I don't know if it's been said in the thread, but my thought is that the European theater affected more "peoples" than the Pacific. Some of Japan was bombed, some of Australia was, the Philippines and a good enough portion of China were occupied. However, most of Europe was a battlefield at some point, and the civilian populations of each nation were more largely affected across the board than in the Pacific. Moreover, the European populations were more likely to spread stories; how many of the occupied villages of Papua New Guinea were likely to have a newspaper or authors writing about their experiences? I still find the Pacific more interesting though.
I'd say that in the WWII era U.S. there was more interest in the Pacific than in the ETO. This lessening of interest occured post war but not immediately post war. In Britain, France and Europe ETO has always held the greatest interest because that was the theater that posed the biggest threat. Churchill even made a number of statements concerning the necessity of keeping the U.S. focused on Europe when the U.S. populace kept returning it's focus to the Pacific. Gromit801 is right, if you look at contemporary American films there was during and immediately post-war a significant bias in favor of the Pacific. How and why this changed I am not sure.
Well said USMCPrice! For us it is more common to learn about the ETO than the PTO(?) That is our part of the history. Normally the kids at school are learning that WW2 was bad and the Nazis worse and there are only 2 things of the Pacific war. The assault on Pearl Harbour and the drop of the two A-bombs. My personal skills to the Pacific War are not zero, but very small.

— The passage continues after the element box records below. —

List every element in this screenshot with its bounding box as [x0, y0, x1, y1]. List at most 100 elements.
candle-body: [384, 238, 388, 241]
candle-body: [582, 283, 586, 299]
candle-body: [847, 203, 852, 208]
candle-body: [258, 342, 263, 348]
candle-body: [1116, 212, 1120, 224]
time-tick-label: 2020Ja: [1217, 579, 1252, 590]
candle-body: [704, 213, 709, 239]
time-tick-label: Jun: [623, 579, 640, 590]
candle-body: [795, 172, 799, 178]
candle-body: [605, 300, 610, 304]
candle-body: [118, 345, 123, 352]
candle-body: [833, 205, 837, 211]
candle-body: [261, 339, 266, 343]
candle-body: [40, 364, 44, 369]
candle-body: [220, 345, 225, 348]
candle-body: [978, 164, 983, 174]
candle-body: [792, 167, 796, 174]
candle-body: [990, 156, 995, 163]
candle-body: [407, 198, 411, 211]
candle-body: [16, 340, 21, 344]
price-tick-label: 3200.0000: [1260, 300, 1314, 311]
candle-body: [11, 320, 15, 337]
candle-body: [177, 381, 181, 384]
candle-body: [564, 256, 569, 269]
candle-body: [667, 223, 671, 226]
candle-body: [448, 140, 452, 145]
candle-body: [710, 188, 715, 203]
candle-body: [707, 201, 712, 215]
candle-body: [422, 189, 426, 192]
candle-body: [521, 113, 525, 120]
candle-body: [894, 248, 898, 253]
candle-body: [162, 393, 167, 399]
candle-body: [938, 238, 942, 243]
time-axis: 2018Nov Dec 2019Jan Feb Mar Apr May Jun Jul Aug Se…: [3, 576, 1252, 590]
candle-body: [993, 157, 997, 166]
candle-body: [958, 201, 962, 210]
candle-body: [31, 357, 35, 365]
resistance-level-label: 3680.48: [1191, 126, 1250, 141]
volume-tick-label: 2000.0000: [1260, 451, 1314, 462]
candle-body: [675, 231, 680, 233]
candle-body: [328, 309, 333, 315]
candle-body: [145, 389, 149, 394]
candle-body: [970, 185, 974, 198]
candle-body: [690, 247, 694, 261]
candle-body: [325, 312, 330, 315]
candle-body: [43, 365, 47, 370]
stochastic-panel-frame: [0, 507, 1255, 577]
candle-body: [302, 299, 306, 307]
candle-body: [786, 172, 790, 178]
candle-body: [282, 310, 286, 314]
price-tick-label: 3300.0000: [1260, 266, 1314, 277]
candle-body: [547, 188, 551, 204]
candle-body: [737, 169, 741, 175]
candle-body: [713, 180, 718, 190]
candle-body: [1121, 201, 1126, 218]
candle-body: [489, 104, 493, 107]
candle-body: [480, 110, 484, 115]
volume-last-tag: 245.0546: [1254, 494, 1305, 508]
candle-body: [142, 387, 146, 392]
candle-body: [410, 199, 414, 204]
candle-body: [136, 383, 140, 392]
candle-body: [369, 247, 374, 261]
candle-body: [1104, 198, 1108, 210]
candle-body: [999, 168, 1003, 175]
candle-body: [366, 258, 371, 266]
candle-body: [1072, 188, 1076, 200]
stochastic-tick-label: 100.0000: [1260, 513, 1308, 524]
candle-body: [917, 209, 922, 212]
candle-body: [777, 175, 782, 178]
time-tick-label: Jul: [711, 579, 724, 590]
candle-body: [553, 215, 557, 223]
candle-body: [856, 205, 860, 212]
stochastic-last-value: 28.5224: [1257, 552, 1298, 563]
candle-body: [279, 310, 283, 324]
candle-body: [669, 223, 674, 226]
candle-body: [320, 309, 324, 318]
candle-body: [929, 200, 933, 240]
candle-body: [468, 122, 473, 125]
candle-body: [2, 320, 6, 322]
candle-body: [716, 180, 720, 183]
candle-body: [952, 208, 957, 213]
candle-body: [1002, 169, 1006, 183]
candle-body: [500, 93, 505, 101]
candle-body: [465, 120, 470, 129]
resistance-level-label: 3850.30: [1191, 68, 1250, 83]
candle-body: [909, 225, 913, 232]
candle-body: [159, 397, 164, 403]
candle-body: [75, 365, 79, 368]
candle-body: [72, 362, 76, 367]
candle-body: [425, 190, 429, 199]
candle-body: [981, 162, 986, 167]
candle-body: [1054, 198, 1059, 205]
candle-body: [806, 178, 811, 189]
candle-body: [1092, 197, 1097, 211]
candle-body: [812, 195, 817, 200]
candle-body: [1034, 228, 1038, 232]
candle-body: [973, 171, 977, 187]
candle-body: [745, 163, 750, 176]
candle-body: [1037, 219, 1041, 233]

I've been a lot of places and talked with a lot of people about WWII, and what's taught almost always comes down to local interest. Kids want to know about that pillbox on the hill, or what great-uncle Enrique did to fight the Japanese on Luzon. And that makes sense to me. If you don't engage the kids, you'll lose them. And I think we've pointed out here that no normal school class could ever do the war justice.

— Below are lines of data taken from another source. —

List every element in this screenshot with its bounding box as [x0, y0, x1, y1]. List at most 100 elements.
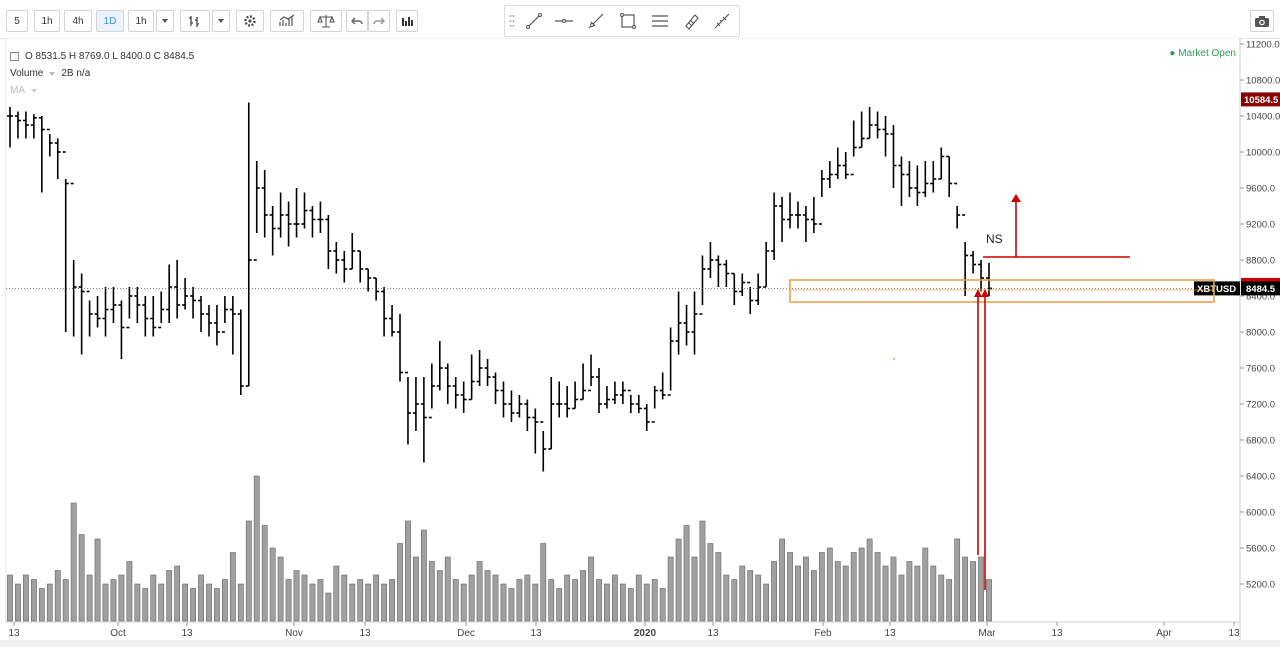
volume-bar	[898, 574, 905, 622]
volume-bar	[341, 574, 348, 622]
volume-bar	[524, 574, 531, 622]
volume-bar	[373, 574, 380, 622]
x-tick-label: 13	[884, 628, 896, 639]
y-tick-label: 5600.0	[1246, 544, 1275, 555]
volume-bar	[333, 565, 340, 622]
volume-bar	[86, 574, 93, 622]
volume-bar	[436, 570, 443, 622]
screenshot-button[interactable]	[1250, 10, 1274, 32]
volume-bar	[381, 583, 387, 622]
volume-bar	[397, 543, 403, 622]
volume-bar	[612, 574, 618, 622]
volume-bar	[890, 556, 897, 622]
volume-bar	[206, 583, 212, 622]
undo-button[interactable]	[346, 10, 368, 32]
support-zone-box[interactable]	[789, 279, 1215, 303]
volume-bar	[874, 552, 881, 622]
volume-bar	[556, 588, 563, 622]
drag-handle-icon[interactable]	[507, 9, 517, 33]
volume-bar	[588, 556, 594, 622]
last-price-label: 8484.5	[1246, 284, 1276, 295]
volume-bar	[468, 574, 475, 622]
chevron-down-icon[interactable]	[31, 88, 37, 93]
volume-bar	[954, 538, 961, 622]
volume-bar	[842, 565, 849, 622]
interval-1h-button[interactable]: 1h	[34, 10, 60, 32]
fib-tool[interactable]	[647, 9, 673, 33]
compare-button[interactable]	[310, 10, 342, 32]
interval-4h-button[interactable]: 4h	[64, 10, 92, 32]
ma-label[interactable]: MA	[10, 85, 25, 96]
volume-bar	[922, 547, 929, 622]
volume-bar	[269, 547, 276, 622]
chevron-down-icon[interactable]	[49, 71, 56, 76]
volume-bar	[7, 574, 13, 622]
volume-bar	[580, 570, 586, 622]
bar-style-button[interactable]	[180, 10, 210, 32]
volume-bar	[651, 579, 658, 622]
bar-chart-button[interactable]	[396, 10, 418, 32]
up-arrow-icon	[981, 289, 989, 297]
volume-label[interactable]: Volume	[10, 68, 44, 79]
brush-tool[interactable]	[679, 9, 705, 33]
interval-1d-button[interactable]: 1D	[96, 10, 124, 32]
volume-bar	[755, 574, 762, 622]
horizontal-line-tool[interactable]	[551, 9, 577, 33]
volume-bar	[229, 552, 236, 622]
x-tick-label: Apr	[1156, 628, 1172, 639]
volume-bar	[763, 583, 770, 622]
trend-line-tool[interactable]	[521, 9, 547, 33]
volume-bar	[540, 543, 547, 622]
volume-bar	[261, 525, 268, 622]
chart-type-dropdown[interactable]	[212, 10, 230, 32]
volume-bar	[460, 583, 467, 622]
x-tick-label: Feb	[814, 628, 832, 639]
indicators-button[interactable]	[270, 10, 304, 32]
volume-bar	[604, 583, 610, 622]
volume-bar	[930, 565, 937, 622]
volume-bar	[596, 579, 602, 622]
measure-tool[interactable]	[709, 9, 735, 33]
volume-bar	[198, 574, 204, 622]
x-tick-label: 13	[1051, 628, 1063, 639]
volume-bar	[914, 565, 921, 622]
interval-5-button[interactable]: 5	[6, 10, 28, 32]
brush-icon	[685, 14, 699, 30]
collapse-legend-icon[interactable]	[10, 52, 19, 61]
ray-icon	[588, 13, 604, 29]
volume-bar	[46, 583, 53, 622]
settings-button[interactable]	[236, 10, 264, 32]
stray-point	[893, 358, 895, 360]
volume-bar	[317, 579, 324, 622]
y-tick-label: 11200.0	[1246, 40, 1280, 51]
volume-bar	[30, 579, 37, 622]
x-tick-label: 13	[1228, 628, 1240, 639]
volume-bar	[810, 570, 817, 622]
volume-bar	[707, 543, 714, 622]
volume-bar	[118, 574, 125, 622]
interval-1h-alt-button[interactable]: 1h	[128, 10, 154, 32]
volume-bar	[986, 579, 992, 622]
price-chart[interactable]: 11200.0 10800.0 10400.0 10000.0 9600.0 9200.0…	[0, 38, 1280, 640]
plot-area[interactable]	[5, 38, 1241, 623]
y-tick-label: 7200.0	[1246, 400, 1275, 411]
gear-icon	[244, 15, 256, 27]
high-price-label: 10584.5	[1244, 95, 1279, 106]
interval-dropdown[interactable]	[156, 10, 174, 32]
volume-bar	[182, 583, 189, 622]
redo-button[interactable]	[368, 10, 390, 32]
bottom-bar	[0, 640, 1280, 647]
rectangle-tool[interactable]	[615, 9, 641, 33]
volume-bar	[405, 520, 411, 622]
volume-bar	[134, 583, 141, 622]
volume-bar	[444, 556, 451, 622]
volume-bar	[834, 561, 841, 622]
volume-bar	[564, 574, 571, 622]
volume-bar	[627, 588, 634, 622]
ray-tool[interactable]	[583, 9, 609, 33]
volume-bar	[548, 579, 555, 622]
volume-bar	[962, 556, 969, 622]
y-tick-label: 8000.0	[1246, 328, 1275, 339]
y-tick-label: 7600.0	[1246, 364, 1275, 375]
up-arrow-icon	[974, 289, 982, 297]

Yes, thats the point Opana! The problem over here is that we have to see ( made by the upper ones of the gouvernment) the war as a bad thing and for the reason we started it, it is not well liked to get deeper into it. The school has to show the kids that there was a thing in 1939 up to 1945 and that was it. No deeper interest. If you want to know more, you have to help yourself. But aware, showing to much interest and talking to loud of it is a bit problematic. We sadly can´t handle this topic in the same free way you can do this!
That is a real problem, isn't it. I can go to a convention of militaria collectors here and buy a Nazi battle flag if I want. You'd have to go out of country, I believe. Would it be a problem to bring it back home if you did? We have to learn from history, and sweeping it under the rug is not the way to do that.

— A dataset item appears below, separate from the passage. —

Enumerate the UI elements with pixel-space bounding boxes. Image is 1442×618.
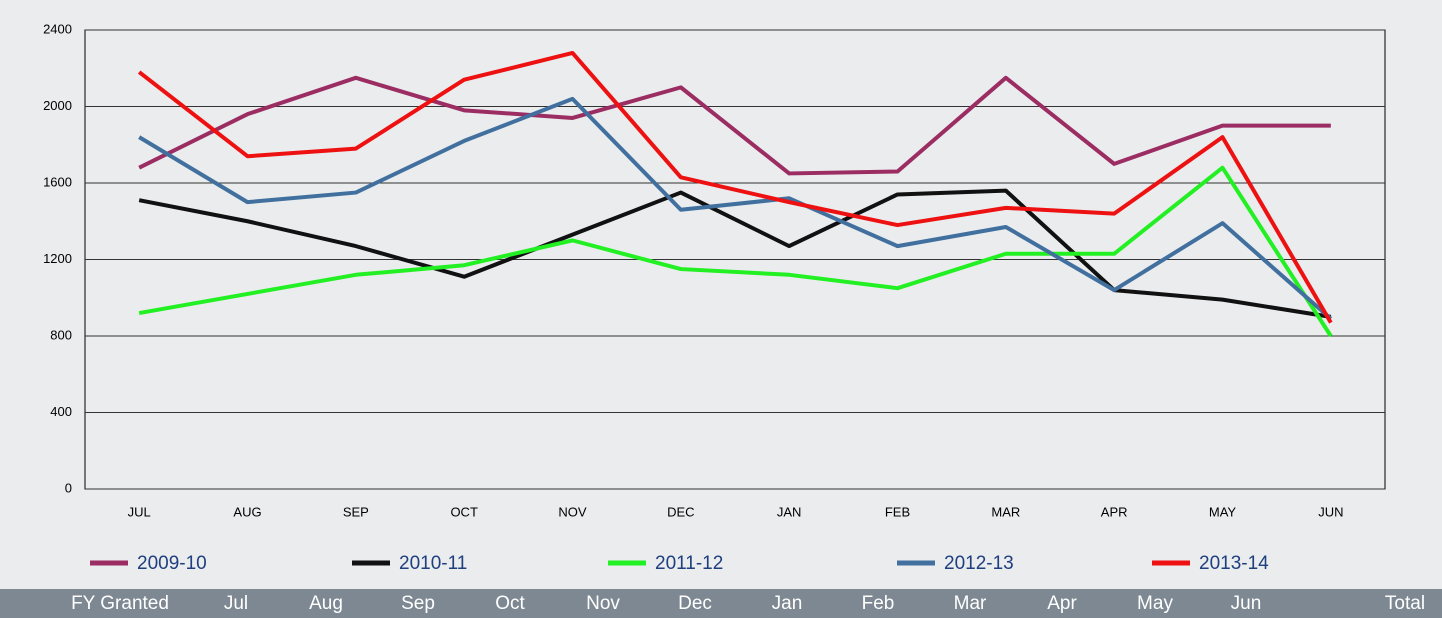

It is allowed to you if you will collect this items and you have the allowance to do so, but it is strictly forbidden to show this in public without a allowance. And such a allowance is only to get if you make a exhibiton to the 3rd Reich with a lot of rules to following. And if you have such a item at home, you should have it in a safe so that no one can see it. We dealed the wrong way with our history. It is good to see it critical but not so like we do it. The next problems are the jewish people. I can guarantee you that if you are talking about the Wehrmacht, SS or whatever in public and it isn´t critical against them, you can get into deep troubles if a jew hears that. I can understand that they aren´t good friends of the 3rd Reich, but the way they want us to deal with them makes all the history more interesting to such idiots like the Neonazis and helps them growing. It is never good to hide a part of history, it happened and we have to work up this part of our history. This is the only way to understand it and to prevent that such a crime will happen again.
Well, I hope Hyperwar has given you some resources for study. Cheers. I'm off to play with the wolves now.